- Born: 28 August 1964 (age 62) Melur, Madurai District, Madras State (now Tamil Nadu), India
- Occupations: Cinematographer; actor;
- Years active: 1984–present
- Parent: P. Malaichamy (father)

= Ilavarasu =

Indian cinematographer and actor

Ilavarasu is an Indian actor and cinematographer who works in the Tamil film industry. He started his career as a cinematographer and worked for 13 films, winning a Tamil Nadu State Film Award for one of them. He later became known as an actor after appearing in pivotal roles in Bharathiraja's and Cheran's films. He starred in over 160 Tamil films, playing supporting, comedic, and antagonistic roles.

== Early life ==
He was born on 28 August 1964 in Melur, a town in Madurai district, present-day Tamil Nadu. His father P. Malaichamy served as a Member of the Tamil Nadu Legislative Assembly during 1967-76 on behalf of the Dravida Munnetra Kazhagam (DMK). Malaichamy was also one of the DMK members jailed during the 1975-77 Indian Emergency under the Maintenance of Internal Security Act (MISA).

==Career==
Ilavarasu's debut film was to have been the unproduced Tamil film Top Tucker, and instead became Oru Kaidhiyin Diary (1985). He later worked in Bharathiraja's 1987 film Vedham Pudhithu.

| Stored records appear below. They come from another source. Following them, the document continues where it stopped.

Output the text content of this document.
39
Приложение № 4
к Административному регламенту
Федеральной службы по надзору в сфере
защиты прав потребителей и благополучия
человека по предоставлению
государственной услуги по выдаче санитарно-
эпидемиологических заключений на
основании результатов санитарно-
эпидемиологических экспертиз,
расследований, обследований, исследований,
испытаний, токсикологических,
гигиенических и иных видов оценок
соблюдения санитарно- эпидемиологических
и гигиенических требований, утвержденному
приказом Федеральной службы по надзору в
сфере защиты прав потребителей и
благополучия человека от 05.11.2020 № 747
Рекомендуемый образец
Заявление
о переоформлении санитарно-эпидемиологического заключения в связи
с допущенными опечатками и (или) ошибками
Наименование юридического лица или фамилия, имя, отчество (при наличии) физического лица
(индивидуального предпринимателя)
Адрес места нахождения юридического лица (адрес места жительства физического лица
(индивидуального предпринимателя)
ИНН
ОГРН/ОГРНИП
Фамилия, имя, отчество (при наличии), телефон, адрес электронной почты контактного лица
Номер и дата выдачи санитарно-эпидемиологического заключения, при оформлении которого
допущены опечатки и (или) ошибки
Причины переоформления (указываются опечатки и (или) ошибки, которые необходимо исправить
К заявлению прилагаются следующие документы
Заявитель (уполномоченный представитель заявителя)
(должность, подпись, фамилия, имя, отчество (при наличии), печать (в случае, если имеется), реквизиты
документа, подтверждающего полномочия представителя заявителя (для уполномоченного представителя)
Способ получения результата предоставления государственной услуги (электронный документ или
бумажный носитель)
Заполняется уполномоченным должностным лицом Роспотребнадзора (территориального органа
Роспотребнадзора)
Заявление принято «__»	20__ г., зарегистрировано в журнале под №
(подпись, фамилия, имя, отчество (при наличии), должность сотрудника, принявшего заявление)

He worked as an assistant to B. Kannan for the films Knock-Out (1992), Nadodi Thendral (1992), Captain Magal (1993), Karuthamma (1994) and Pasumpon (1995). He was credited as one of the main cinematographers for the latter four films although he worked as an assistant cinematographer. He made his debut as an independent cinematographer in 1996 with the film Panchalankurichi, starring Prabhu and Madhubala. The following year, he worked on another Prabhu movie titled Periya Thambi, directed by Chitra Lakshmanan. His breakthrough came with a significant role in Cheran's Porkkaalam (1997), which propelled him into the spotlight as a recognized actor. In 1998, Ilavarasu served as the cinematographer for two films, Ninaithen Vandhai and Iniyavale. While initially offered villainous characters, he later shifted his focus to character roles. The actor has shared screen with many actors in his career. Ilavarasu has played many versatile characters and has entertained the fans with his humour sense. He has also played villain roles in a few films. A few memorable roles of him include Bagavathi (2002), Imsai Arasan 23rd Pulikecei (2006), Kalavani (2010), Lingaa (2014), Kanaa (2018) and NGK (2019).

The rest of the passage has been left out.